ESPN NFL analyst Dan Orlovsky has admitted that he regrets how he framed his comments about Ohio State quarterback Justin Fields.
Last week, the former NFL quarterback turned ESPN analyst shared what he had heard about Fields from some teams around the league.
“One, I have heard that he is a last-guy-in, first-guy-out type of quarterback. Like, not the maniacal work ethic. I’ve even heard it compared to Justin Herbert, where it was like, dude, when Justin Herbert showed up, he was like a psychopath when it came to working and get ready for the draft. Or even at school, like, ‘Give me more, I want to work non-stop.’ And I’ve heard that there are issues with Justin Fields’ work ethic.
The second thing is … Where is his desire to go be a great quarterback? I think that there’s a desire to be a big-time athlete, from what is expressed to me, but where is his desire to be a great quarterback? And to be great, you gotta be willing to find the things that you are not good at and just freaking grind on them,” he said on The Pat McAfee Show.
Orlovsky was widely criticized for sharing these comments.
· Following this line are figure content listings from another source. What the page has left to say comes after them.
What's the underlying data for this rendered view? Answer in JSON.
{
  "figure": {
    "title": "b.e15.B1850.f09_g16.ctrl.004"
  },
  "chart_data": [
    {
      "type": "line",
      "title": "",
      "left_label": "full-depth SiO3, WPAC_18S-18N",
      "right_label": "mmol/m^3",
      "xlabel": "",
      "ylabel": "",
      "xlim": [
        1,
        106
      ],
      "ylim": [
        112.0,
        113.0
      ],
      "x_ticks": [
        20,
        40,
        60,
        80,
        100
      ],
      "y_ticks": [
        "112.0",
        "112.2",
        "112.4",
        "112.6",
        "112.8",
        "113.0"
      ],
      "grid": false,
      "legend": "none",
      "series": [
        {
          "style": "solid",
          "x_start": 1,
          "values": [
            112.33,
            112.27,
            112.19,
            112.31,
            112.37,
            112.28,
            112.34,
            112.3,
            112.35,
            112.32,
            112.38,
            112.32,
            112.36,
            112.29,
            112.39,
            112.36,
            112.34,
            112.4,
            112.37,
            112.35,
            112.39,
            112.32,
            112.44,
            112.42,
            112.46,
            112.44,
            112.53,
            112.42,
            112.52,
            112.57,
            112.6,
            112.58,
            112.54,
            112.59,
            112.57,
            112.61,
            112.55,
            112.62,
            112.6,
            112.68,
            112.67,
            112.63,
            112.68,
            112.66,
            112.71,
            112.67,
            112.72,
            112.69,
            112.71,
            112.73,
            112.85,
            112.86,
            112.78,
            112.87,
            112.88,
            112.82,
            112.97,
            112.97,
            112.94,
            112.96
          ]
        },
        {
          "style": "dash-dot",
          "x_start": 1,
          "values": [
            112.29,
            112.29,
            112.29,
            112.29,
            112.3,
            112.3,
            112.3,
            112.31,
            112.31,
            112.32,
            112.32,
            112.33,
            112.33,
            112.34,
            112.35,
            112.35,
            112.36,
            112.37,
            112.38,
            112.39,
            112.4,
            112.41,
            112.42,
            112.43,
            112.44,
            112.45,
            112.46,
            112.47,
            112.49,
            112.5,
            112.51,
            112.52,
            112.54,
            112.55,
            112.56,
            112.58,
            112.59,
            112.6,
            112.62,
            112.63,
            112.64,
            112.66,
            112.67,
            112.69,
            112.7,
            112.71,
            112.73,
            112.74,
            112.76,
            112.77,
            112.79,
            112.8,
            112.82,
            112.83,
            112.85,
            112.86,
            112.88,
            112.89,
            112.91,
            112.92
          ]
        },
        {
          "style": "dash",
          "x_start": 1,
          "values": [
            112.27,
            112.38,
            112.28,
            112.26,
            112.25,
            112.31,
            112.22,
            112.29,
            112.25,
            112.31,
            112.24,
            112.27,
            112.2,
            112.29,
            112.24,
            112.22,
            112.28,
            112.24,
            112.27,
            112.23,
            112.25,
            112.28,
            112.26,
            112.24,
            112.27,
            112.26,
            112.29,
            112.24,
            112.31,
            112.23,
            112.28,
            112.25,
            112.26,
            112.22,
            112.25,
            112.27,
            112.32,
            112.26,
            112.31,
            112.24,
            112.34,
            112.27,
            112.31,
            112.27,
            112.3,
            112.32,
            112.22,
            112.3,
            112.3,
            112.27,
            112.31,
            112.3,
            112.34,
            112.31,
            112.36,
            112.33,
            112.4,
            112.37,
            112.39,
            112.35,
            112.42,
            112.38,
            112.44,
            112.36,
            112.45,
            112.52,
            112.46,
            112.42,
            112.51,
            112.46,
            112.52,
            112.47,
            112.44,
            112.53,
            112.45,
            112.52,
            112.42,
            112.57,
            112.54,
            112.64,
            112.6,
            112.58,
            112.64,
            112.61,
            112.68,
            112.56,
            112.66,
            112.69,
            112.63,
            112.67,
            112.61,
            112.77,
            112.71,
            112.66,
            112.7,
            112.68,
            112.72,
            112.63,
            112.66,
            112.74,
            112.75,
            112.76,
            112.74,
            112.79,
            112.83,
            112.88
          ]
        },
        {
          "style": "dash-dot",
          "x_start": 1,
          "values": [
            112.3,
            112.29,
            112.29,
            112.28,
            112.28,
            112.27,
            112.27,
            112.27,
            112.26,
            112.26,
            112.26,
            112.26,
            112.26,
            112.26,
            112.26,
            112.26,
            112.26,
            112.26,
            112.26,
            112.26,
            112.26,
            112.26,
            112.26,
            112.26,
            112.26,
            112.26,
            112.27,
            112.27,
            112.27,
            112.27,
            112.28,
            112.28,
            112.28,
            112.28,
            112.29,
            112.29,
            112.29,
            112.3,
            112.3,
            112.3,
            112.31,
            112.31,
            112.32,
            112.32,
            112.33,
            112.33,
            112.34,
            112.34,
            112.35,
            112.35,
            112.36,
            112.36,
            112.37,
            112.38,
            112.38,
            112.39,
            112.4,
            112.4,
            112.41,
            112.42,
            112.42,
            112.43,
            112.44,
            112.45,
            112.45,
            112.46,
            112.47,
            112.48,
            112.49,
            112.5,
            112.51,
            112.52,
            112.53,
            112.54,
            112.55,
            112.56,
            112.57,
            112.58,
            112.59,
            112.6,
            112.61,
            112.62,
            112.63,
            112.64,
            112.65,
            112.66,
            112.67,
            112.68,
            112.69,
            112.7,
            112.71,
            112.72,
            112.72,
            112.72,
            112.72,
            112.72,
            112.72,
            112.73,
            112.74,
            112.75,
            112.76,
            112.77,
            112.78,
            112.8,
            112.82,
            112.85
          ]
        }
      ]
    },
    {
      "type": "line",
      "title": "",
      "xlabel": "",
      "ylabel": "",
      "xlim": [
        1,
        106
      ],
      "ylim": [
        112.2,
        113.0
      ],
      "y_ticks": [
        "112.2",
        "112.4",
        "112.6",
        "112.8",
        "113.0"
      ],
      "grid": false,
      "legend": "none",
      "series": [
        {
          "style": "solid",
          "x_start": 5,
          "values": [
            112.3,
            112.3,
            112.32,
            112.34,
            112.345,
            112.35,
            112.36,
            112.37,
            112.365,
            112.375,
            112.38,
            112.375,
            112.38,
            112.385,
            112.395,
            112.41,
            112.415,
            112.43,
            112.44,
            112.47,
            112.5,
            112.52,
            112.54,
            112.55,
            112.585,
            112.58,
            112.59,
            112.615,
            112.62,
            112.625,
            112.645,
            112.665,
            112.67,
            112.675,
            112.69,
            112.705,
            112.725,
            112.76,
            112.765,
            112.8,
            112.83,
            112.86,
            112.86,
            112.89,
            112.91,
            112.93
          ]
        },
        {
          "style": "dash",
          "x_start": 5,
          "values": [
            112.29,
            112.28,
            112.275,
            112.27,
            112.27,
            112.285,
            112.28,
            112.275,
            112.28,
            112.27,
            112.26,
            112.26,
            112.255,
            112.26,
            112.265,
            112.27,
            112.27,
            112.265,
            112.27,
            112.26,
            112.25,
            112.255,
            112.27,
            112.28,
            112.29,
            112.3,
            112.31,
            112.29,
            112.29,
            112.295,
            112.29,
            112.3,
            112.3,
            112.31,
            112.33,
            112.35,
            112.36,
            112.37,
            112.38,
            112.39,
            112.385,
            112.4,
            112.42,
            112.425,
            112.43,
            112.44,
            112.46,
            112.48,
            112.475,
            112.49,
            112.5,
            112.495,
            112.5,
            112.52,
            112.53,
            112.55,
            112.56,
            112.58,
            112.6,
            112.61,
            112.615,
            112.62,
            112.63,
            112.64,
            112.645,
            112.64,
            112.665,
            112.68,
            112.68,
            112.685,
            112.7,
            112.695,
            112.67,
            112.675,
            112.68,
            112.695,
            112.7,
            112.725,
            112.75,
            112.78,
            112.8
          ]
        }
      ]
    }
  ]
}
ESPN college football analyst Kirk Herbstreit blasted his colleague for sharing that information.
“Absolutely RIDICULOUS. Even if YOU aren’t saying it… to pass that along from “people in the know” is reckless and absurd!! Embarrassing!!” said the college football analyst.
Orlovsky has since spoken to NBC Sports’ Peter King, admitting that he made a mistake.
From his column:
Orlovsky told me Saturday that people from a couple of teams did question Fields’ work ethic, but he regrets not having more “clarity and specificity” in his comments. In other words, he should have said something like, This is not what I know first-hand, but in talking to people I know in the league, two teams questioned Justin Fields’ work ethic, and that could be a concern. It’s important that Orlovsky be free to pass along information he finds credible, but it’s equally important to put that information in context.
Orlovsky added that he’s spoken with Fields personally.
“Justin didn’t have to take my phone call,” Orlovsky said. “He could have said, Screw that guy. I told him exactly what happened, said I wasn’t good enough in that moment, and that’s on me. He was like, I get it. It’s okay. I watch, and I know you’re someone who’s had my back. I appreciate you calling me. I felt like he was really mature, and I appreciated him hearing me out.”
Fields, who led the charge to have a college football season in 2020 and played through an injury in the College Football Playoff, is expected to be a top 10 pick in the NFL Draft later this month.